En ce qui me concerne, quand mon fils était tout petit, je redoutais ce regard. Tout ce que j’avais eu depuis ses 2 ans n’étaient que des remarques désobligeantes.
Ce que j’attendais des gens, c’était un regard bienveillant, un sourire.
Ça me redonnait confiance en moi en tant que maman. Je n’ai jamais pensé qu’il s’agissait de sourire de pitié Et quand bien même cela voulait signifier « Ma pauvre, comme ce doit être difficile, je vous plains » et bien oui c’est la vérité, c’est difficile alors ils ont bien raison de le penser.
Il y avait juste une petite phrase qui m’agaçait sans me mettre en colère. Ce ‘Vous avez du courage » me gênait parce que non, je n’ai pas plus de courage que les autres mamans, je n’ai juste pas le choix !
On ne m’a pas laissé le choix quand mon enfant est né. Je fais juste ce qui est bon pour mon enfant comme n’importe quel autre parent le fait pour le sien avec ou sans handicap.
Il y a autant d’opinion sur le sujet que de parents concernés.
Je sais que certains autres parents ne supportent pas qu’on regarde leur enfant. Moi, ça ne me gêne pas. La curiosité est le propre de l’être humain.
Je préfère quelqu’un qui s’interroge que quelqu’un qui détourne les yeux.
Ça me fait le même effet quand j’entends des gens dire que les enfants avec un handicap mental ne doivent pas être dans les mêmes écoles que les enfants « normaux ». Vite cachons les, parquons les loin de nos yeux, on pourra se convaincre qu’ils n’existent pas.
Je crois que ce que j’attends des gens c’est qu’il ne jugent pas notre enfant parce qu’il ne joue pas un rôle. Il est lui. Il n’a pas le choix lui non plus et personne n’aime être jugé.

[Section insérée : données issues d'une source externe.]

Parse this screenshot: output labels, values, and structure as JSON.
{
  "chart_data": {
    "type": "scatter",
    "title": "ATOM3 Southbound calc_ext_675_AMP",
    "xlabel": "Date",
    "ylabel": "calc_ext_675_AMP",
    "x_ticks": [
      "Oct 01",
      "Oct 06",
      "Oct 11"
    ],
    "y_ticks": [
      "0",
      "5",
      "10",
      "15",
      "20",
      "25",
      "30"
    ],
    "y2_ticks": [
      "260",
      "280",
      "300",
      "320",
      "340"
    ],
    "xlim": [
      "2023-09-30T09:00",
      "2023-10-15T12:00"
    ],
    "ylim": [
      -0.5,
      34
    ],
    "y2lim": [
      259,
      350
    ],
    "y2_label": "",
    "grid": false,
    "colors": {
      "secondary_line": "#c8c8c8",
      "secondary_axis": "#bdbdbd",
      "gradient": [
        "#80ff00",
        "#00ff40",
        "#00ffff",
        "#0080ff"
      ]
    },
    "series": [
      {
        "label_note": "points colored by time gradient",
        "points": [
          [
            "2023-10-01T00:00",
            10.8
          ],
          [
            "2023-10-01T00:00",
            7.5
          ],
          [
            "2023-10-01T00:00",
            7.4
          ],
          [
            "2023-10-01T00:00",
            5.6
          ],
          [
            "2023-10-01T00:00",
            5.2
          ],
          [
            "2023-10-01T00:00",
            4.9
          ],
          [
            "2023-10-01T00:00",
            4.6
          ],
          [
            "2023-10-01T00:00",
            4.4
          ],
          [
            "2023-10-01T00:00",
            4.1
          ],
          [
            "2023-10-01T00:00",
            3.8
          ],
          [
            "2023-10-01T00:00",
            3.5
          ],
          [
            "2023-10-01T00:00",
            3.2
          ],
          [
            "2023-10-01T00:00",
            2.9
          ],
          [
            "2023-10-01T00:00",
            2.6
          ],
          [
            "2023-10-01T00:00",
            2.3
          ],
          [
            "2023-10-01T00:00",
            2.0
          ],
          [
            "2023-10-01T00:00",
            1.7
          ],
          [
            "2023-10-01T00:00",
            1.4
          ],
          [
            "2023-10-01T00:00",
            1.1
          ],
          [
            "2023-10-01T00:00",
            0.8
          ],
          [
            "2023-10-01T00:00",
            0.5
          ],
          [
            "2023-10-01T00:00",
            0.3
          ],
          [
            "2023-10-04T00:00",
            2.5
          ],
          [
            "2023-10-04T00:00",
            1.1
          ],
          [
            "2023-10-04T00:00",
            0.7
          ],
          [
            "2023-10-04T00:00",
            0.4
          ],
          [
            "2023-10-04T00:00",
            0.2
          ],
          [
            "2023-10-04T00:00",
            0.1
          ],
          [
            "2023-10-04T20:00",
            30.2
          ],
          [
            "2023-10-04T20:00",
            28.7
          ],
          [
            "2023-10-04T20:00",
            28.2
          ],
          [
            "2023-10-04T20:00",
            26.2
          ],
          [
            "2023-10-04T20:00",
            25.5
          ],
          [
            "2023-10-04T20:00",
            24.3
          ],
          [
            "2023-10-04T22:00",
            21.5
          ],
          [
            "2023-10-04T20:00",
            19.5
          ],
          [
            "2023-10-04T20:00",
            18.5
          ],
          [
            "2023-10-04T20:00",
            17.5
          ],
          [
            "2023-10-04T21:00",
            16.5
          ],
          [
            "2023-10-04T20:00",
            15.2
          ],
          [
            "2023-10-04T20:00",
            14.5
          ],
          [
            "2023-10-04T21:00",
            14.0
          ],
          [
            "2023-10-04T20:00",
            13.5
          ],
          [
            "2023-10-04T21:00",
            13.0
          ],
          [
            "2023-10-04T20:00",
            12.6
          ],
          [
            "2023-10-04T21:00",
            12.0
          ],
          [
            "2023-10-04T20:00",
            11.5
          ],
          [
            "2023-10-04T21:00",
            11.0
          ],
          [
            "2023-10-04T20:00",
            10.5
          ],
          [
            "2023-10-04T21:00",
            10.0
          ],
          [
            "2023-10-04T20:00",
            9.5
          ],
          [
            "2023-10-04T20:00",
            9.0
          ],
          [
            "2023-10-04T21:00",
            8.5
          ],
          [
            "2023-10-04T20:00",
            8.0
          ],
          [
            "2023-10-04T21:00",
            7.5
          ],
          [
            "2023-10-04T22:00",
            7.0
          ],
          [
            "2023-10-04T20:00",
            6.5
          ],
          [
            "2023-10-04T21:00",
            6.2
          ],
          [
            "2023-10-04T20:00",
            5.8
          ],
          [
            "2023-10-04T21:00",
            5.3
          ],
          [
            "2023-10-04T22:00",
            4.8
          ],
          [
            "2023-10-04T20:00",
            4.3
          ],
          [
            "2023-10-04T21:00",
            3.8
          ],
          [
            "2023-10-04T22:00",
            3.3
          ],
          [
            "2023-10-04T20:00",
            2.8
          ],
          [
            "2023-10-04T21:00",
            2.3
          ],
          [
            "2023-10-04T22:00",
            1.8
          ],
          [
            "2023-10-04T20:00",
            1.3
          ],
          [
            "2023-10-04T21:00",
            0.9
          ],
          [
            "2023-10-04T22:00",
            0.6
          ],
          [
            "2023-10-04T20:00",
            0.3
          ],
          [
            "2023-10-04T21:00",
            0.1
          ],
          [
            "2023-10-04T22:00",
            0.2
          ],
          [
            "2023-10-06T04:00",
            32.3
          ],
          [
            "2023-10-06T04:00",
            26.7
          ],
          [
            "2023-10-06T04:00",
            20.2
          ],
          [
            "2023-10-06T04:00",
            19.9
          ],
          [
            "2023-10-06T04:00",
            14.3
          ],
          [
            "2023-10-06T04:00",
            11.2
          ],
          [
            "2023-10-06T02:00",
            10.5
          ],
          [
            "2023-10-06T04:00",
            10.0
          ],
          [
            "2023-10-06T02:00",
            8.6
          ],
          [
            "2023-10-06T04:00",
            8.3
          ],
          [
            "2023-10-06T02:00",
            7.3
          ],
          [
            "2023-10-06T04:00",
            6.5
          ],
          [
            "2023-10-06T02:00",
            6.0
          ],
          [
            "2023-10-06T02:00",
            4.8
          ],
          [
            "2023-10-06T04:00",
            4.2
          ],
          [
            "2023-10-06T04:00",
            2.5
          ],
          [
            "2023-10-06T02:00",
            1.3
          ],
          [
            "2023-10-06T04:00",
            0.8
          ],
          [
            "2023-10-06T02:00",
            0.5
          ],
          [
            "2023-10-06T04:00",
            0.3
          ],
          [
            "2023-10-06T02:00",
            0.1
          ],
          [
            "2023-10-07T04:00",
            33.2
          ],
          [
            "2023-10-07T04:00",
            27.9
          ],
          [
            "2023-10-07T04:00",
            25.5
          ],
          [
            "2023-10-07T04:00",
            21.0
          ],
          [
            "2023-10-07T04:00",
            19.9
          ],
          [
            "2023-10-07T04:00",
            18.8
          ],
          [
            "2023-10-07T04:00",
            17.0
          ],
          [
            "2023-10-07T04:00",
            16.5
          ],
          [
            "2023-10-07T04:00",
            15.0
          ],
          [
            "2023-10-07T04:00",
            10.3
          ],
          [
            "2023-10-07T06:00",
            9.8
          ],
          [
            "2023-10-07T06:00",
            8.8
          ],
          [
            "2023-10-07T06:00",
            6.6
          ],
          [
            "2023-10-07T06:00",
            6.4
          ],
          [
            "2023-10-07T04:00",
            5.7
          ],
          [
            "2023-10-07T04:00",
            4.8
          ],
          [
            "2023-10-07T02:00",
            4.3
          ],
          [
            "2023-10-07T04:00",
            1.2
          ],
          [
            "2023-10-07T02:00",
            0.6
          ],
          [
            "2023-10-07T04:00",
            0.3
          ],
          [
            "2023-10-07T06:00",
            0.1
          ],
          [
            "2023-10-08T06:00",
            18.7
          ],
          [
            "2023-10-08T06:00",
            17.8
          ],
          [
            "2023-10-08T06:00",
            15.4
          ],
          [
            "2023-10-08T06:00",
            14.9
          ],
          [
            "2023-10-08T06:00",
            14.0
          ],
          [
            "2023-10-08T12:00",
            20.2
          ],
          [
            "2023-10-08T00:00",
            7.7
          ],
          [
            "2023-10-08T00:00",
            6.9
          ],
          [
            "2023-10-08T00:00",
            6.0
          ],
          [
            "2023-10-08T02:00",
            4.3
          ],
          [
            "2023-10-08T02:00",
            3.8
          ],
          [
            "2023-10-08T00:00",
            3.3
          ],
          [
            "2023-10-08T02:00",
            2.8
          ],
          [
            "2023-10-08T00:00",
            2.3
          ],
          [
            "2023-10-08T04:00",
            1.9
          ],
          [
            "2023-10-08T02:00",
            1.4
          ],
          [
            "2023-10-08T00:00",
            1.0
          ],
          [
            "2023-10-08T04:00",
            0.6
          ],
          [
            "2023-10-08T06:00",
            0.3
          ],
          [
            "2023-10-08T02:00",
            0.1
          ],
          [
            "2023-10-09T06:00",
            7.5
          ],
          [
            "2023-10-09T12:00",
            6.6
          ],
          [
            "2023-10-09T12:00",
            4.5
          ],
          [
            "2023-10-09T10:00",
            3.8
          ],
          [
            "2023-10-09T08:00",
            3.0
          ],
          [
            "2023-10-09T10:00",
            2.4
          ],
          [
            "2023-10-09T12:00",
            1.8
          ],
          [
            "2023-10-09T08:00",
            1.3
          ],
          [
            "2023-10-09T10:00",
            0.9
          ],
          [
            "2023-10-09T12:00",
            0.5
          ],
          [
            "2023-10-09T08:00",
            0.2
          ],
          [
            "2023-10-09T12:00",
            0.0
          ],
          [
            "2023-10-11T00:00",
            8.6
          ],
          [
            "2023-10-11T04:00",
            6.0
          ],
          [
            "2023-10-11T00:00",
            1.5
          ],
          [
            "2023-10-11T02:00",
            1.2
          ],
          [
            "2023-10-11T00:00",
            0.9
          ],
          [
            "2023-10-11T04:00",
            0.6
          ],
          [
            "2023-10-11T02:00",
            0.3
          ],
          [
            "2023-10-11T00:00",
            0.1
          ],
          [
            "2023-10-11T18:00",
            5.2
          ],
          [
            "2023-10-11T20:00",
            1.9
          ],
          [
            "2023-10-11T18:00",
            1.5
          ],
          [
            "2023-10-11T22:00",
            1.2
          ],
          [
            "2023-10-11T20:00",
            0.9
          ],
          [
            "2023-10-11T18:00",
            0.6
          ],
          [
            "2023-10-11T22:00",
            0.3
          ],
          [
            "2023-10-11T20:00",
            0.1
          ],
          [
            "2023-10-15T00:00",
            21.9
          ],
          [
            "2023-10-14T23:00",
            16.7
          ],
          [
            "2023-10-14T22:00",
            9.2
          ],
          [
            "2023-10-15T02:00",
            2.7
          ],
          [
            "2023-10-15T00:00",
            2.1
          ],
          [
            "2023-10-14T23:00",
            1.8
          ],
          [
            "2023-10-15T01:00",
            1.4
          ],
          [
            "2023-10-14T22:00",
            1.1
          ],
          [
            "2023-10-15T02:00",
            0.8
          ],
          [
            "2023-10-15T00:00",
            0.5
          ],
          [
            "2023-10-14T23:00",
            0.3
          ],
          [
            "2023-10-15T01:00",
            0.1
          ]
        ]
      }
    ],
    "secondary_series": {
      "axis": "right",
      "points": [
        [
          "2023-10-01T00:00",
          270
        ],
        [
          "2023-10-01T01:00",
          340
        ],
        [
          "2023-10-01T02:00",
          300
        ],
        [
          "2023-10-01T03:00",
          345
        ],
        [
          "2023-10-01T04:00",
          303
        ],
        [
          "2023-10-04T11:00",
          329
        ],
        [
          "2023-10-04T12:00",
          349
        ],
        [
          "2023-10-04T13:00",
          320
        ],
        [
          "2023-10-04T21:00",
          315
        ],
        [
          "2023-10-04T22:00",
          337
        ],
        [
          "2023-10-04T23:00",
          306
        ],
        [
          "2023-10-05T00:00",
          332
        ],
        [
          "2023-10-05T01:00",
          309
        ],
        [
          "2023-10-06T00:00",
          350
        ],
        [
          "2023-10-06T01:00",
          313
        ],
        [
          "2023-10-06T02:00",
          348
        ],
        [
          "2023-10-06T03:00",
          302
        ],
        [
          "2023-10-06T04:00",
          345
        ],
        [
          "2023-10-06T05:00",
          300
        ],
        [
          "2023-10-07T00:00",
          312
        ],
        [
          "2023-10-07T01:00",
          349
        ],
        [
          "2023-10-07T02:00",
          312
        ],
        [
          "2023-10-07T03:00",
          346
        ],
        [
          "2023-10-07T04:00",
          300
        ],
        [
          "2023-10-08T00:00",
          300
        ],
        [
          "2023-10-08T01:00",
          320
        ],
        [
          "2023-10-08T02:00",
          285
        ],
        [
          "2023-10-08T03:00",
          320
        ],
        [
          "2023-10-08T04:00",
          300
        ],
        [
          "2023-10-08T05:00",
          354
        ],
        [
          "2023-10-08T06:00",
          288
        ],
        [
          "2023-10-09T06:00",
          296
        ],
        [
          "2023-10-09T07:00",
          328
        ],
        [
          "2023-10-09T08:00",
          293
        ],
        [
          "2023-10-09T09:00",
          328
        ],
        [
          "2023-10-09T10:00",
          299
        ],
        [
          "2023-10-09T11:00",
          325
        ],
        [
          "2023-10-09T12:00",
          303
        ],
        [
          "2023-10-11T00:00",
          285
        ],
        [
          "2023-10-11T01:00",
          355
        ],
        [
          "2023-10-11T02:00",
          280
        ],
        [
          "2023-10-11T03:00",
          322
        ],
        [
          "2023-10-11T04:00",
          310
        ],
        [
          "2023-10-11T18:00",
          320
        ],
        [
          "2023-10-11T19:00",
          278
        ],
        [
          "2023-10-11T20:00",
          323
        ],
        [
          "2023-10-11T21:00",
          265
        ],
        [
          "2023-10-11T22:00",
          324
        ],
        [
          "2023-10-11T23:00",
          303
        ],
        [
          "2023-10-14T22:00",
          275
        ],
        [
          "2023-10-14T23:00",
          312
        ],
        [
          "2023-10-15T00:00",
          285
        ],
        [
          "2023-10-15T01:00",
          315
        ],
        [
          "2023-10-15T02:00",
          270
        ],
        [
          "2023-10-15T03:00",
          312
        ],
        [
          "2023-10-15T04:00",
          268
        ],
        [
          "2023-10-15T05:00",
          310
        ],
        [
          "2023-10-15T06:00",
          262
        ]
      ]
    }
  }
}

J’attends également qu’ils ne me jugent pas en tant que parent.
Quand on débarque dans le monde du handicap mental (et en l’occurrence pour nous dans l’autisme), on n’a pas de mode d’emploi. Nous avons du attendre ses 10 ans pour avoir le diagnostic d’autisme Asperger. Jusque là on a fait comme on a pu.
Le jour de l’annonce on nous a dit : « Voilà il est autiste Asperger merci au revoir ». Quand j’ai demandé des conseils on m’a dit « Oh ben continuez comme vous faites et lisez le livre Asperger qu’est ce que c’est pour moi« . On est perdu, on n’a pas de repère, on se sent abandonné par la médecine.
C’est pour cela que le jugement des autres est très douloureux. Parce qu’ils pensent qu’on ne fait pas ce qu’il faut ou pas assez alors qu’on a nous même pas les clés.